I can't wait to see the modeling!


----------



## GoldenJoyx'stwo (Feb 25, 2007)

So, I have a number of people with their embroidery requests already in, should I email them to you so you can get started? 

I can't wait to see them. Last year it was my son's Hamden High School colors. This year, it appears you've chosen, my high school colors!


----------



## Judi (Feb 26, 2007)

I had plans to have a house guest during Riley's Run. I hadn't written in the date on my calendar. I spoke to her about it and now have to register.


----------



## Brinkleysmom (Dec 17, 2005)

Jud said:


> I had plans to have a house guest during Riley's Run. I hadn't written in the date on my calendar. I spoke to her about it and now have to register.


You have plenty of time to register so not to worry. You can even register the day of the event, just in case you are unsure of coming. So no worries.


----------



## Oaklys Dad (Dec 28, 2005)

Can't wait to see one. Oakly will look good in blue


----------



## Maggies mom (Jan 6, 2006)

IM sure they will look great...... Cant wait to see them....


----------



## justmejanis (Feb 25, 2007)

They sound beautiful. I am soooooo jealous!!


----------



## Brinkleysmom (Dec 17, 2005)

justmejanis said:


> They sound beautiful. I am soooooo jealous!!

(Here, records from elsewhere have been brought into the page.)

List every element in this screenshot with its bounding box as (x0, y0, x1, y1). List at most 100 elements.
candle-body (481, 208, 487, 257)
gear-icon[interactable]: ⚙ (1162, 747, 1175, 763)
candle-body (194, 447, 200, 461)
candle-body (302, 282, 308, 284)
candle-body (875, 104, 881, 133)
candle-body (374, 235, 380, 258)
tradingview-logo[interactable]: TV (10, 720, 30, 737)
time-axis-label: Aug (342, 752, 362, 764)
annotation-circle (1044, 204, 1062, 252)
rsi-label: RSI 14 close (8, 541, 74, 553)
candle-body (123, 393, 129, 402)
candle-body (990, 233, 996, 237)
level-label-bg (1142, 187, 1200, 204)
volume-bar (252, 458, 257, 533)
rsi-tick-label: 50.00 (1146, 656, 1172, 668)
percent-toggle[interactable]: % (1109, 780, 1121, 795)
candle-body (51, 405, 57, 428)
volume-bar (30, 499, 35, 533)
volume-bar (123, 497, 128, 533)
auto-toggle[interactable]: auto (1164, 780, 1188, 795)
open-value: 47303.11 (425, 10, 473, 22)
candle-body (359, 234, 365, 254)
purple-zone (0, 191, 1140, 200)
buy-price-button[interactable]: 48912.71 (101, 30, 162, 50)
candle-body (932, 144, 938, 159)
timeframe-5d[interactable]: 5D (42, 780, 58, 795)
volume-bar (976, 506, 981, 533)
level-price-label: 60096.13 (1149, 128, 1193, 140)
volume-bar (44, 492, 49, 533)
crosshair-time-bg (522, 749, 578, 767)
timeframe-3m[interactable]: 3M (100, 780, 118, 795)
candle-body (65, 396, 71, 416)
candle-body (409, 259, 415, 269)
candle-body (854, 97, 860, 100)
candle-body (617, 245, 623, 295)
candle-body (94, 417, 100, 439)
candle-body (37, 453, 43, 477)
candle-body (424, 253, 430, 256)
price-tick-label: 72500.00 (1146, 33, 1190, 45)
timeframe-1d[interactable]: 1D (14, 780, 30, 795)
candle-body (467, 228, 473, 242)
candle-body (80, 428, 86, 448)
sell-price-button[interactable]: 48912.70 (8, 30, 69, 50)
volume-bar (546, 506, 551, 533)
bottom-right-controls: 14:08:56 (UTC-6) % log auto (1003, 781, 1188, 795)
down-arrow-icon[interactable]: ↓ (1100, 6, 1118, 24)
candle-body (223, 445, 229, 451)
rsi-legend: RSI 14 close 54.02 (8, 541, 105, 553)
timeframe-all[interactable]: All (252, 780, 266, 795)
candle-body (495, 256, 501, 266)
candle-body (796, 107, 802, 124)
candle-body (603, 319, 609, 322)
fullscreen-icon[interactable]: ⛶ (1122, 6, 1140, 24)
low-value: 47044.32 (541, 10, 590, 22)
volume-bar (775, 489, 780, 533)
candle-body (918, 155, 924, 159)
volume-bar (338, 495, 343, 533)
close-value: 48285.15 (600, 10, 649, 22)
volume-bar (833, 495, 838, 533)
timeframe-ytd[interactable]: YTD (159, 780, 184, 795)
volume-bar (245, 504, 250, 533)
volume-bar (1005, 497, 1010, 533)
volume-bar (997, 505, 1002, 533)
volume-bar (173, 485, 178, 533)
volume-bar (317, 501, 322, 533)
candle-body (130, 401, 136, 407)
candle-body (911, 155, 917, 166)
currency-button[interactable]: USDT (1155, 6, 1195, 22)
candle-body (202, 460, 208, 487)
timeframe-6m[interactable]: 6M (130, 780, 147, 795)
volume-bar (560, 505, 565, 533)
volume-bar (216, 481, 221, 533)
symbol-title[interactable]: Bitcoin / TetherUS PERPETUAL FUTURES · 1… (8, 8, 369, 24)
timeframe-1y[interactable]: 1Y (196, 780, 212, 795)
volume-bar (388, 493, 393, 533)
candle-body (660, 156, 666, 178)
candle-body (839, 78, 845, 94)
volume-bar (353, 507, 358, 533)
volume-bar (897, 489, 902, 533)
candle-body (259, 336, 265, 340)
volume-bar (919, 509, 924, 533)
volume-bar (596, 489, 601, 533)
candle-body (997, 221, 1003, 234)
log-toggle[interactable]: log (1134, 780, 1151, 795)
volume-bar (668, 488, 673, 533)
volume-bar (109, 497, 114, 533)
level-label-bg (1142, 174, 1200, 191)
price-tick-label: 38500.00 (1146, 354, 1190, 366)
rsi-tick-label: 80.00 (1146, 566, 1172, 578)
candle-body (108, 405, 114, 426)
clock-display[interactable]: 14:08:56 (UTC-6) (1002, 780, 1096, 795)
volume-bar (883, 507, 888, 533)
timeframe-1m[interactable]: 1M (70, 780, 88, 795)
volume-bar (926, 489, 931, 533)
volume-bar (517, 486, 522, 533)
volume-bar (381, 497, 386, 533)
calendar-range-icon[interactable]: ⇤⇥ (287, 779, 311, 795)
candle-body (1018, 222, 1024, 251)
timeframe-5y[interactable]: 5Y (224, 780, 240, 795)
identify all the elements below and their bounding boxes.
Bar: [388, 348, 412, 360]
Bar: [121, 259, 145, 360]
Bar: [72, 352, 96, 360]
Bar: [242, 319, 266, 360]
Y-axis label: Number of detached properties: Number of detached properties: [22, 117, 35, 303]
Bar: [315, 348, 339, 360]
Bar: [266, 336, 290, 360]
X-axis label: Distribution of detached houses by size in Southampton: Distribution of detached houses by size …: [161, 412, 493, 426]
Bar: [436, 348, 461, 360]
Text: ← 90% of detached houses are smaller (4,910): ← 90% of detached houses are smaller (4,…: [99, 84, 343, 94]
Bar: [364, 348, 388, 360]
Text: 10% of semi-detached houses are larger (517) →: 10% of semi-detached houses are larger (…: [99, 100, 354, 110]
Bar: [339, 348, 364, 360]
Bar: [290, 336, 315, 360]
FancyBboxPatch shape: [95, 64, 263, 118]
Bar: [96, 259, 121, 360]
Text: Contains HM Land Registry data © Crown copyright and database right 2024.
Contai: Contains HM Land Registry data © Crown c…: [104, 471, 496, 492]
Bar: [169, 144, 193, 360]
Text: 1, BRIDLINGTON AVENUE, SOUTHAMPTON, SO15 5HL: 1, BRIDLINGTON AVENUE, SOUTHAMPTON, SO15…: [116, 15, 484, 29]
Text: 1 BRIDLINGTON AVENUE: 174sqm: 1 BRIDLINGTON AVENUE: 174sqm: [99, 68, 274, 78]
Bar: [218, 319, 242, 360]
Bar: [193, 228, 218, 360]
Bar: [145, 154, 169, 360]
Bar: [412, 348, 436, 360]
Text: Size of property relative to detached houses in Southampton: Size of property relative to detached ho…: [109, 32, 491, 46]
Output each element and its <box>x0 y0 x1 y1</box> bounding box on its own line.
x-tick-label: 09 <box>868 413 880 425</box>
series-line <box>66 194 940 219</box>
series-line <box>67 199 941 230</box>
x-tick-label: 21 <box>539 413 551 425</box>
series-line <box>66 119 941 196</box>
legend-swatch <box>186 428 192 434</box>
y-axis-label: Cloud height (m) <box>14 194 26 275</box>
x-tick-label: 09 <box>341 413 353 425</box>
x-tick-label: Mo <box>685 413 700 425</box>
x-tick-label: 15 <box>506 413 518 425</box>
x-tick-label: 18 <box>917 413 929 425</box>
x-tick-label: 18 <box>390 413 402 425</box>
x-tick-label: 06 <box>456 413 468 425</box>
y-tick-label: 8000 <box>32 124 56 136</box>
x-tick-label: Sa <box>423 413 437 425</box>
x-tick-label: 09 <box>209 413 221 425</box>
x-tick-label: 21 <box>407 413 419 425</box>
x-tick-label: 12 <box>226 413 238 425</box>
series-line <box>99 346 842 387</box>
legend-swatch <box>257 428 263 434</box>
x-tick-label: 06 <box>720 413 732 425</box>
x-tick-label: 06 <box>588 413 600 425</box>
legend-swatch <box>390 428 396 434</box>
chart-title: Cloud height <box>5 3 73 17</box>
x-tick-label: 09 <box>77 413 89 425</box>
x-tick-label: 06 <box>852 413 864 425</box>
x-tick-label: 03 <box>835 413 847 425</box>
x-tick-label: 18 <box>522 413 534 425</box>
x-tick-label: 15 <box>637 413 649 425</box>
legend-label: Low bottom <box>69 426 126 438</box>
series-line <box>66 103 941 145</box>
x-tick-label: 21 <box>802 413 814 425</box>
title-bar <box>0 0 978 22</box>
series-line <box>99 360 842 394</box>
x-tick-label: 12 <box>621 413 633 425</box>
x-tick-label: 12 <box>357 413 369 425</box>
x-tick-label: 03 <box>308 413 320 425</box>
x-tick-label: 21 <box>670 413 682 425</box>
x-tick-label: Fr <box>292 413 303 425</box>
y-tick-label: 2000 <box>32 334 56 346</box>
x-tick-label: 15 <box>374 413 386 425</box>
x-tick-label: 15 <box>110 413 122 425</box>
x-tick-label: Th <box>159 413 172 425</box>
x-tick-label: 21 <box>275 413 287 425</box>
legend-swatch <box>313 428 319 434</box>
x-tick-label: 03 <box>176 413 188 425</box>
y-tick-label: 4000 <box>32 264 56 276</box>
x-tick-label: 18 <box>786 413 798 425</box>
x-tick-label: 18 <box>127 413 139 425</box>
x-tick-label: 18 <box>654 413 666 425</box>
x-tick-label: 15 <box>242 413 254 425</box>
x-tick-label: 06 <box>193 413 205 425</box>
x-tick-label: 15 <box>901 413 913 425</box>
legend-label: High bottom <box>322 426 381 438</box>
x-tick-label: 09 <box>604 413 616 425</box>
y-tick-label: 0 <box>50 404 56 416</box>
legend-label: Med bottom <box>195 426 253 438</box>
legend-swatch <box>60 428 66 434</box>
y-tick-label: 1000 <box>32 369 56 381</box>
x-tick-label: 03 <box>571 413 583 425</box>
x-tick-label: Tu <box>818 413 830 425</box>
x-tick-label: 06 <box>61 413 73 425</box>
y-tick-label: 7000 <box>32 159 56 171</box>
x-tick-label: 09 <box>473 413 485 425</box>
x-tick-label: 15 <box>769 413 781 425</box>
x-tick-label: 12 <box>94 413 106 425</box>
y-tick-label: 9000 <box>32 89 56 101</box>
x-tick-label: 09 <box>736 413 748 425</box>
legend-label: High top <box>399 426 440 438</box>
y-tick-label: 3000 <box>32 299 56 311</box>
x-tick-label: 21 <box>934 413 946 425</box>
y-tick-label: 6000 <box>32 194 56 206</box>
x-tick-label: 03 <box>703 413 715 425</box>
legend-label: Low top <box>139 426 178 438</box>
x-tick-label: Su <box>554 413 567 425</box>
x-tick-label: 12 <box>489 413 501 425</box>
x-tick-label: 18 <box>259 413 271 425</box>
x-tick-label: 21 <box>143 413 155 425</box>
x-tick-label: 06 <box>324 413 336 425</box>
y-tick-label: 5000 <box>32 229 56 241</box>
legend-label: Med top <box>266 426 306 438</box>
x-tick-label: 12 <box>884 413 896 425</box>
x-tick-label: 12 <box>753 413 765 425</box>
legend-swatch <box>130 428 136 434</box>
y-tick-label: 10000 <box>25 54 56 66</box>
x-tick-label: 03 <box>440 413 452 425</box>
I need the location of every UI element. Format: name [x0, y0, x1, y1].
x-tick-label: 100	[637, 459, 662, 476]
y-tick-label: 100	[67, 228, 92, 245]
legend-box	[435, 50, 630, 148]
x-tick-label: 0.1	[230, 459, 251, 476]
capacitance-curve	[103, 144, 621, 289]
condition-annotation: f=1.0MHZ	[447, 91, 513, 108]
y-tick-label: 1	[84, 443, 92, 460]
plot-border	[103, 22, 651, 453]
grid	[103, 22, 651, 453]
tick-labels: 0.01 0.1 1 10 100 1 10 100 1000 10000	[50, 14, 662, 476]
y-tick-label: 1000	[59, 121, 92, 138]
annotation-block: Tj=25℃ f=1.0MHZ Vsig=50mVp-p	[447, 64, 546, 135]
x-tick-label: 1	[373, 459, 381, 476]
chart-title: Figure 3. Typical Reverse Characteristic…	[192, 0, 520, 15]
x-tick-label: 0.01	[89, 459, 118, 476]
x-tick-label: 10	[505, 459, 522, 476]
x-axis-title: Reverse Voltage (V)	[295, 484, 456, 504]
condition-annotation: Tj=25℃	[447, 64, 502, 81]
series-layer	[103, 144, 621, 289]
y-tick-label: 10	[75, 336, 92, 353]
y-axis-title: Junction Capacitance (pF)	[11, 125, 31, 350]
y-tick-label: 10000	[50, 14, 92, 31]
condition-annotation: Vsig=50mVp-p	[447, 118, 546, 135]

We could always make one for you Janis and the day of the event, you can have one of your furbabies wear it, and advertise out there. LOL!!! Not a problem. Lena always sends me extras. I just have to have it embroidered.:


----------



## kra (Oct 2, 2006)

Oaklys Dad said:


> Can't wait to see one. Oakly will look good in blue


Oakly would look good in any colored vest!


----------



## Brinkleysmom (Dec 17, 2005)

Oaklys Dad said:


> Can't wait to see one. Oakly will look good in blue


As soon as the embroidery is done, I will have Brinks model one for you. But like someone else said, Oaks would look good in any color for sure. Handsome boy that he is.


----------